Johannes Weiner <hannes@xxxxxxxxxxx> · Tue, 28 Mar 2023 10:14:46 -0400

On Tue, Mar 28, 2023 at 12:59:31AM -0700, Yosry Ahmed wrote:
> On Tue, Mar 28, 2023 at 12:01 AM Huang, Ying <ying.huang@xxxxxxxxx> wrote:
> > Yosry Ahmed <yosryahmed@xxxxxxxxxx> writes:
> > > We also have to unnecessarily limit the size of zswap with the size of
> > > this fake swapfile.
> >
> > I guess you need to limit the size of zswap anyway, because you need to
> > decide when to start to writeback or moving to the lower tiers.
> 
> zswap has a knob to limit its size, but based on the actual memory
> usage of zswap (i.e the size of compressed pages). There is ongoing
> work as well to autotune this if I remember correctly. Having to deal
> with both the limit on compressed memory and the limited on the
> uncompressed size of swapped pages is cumbersome. Again, we already
> have this behavior today, but the initial swap_desc proposal aimed to
> avoid it.

Right.

The optimal size of the zswap pool on top of a swapfile depends on the
size and compressibility of the warm set of the workload: data that's
too cold for regular memory yet too hot for swap. This is obviously
highly dynamic, and even varies over time within individual jobs.

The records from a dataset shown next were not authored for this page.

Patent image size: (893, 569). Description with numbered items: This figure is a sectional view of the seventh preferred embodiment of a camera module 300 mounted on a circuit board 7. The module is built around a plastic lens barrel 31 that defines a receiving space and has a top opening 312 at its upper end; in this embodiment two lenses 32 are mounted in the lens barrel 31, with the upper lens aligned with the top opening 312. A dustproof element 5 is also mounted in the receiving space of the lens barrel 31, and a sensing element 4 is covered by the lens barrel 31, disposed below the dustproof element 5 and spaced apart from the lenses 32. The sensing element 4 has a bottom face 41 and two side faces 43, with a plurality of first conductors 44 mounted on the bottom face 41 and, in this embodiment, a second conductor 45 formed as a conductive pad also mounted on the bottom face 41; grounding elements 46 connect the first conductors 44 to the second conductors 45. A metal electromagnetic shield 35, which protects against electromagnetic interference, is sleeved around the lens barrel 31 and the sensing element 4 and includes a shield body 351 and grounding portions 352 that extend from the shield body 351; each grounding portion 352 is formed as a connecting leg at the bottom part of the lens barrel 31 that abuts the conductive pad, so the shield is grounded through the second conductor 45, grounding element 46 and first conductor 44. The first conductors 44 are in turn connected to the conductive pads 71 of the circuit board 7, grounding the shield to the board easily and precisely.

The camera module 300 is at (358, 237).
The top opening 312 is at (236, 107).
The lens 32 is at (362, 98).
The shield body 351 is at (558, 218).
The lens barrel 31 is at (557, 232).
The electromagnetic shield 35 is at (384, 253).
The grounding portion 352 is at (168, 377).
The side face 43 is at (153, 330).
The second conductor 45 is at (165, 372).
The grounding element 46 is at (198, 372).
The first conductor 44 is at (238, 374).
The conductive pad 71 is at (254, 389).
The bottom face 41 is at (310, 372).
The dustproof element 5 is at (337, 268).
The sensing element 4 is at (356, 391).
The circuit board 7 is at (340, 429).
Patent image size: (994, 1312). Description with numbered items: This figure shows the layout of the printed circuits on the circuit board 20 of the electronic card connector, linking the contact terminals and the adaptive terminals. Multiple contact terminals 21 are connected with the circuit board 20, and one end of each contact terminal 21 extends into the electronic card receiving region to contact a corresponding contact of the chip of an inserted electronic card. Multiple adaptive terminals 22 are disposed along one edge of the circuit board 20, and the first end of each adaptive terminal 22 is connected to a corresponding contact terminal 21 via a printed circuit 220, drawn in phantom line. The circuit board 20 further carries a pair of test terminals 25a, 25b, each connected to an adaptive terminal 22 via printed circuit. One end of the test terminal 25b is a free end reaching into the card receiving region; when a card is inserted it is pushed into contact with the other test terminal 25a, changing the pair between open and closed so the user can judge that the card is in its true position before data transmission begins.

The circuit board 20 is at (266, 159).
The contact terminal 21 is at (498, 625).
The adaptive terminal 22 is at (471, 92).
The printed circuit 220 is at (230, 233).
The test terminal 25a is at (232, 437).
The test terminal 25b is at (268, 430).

With this proposal, we'd have to provision a static swap map for the
highest expected offloading rate and compression ratio on every host
of a shared pool. On 256G machines that would put the fixed overhead
at a couple of hundred MB if I counted right.

Not the end of the world I guess. And I agree it would make for
simpler initial patches. OTOH, it would add more quirks to the swap
code instead of cleaning it up. And given how common compressed memory
setups are nowadays, it still feels like it's trading off too far in
favor of regular swap setups at the expense of compression.

So it wouldn't be my first preference. But it sounds workable.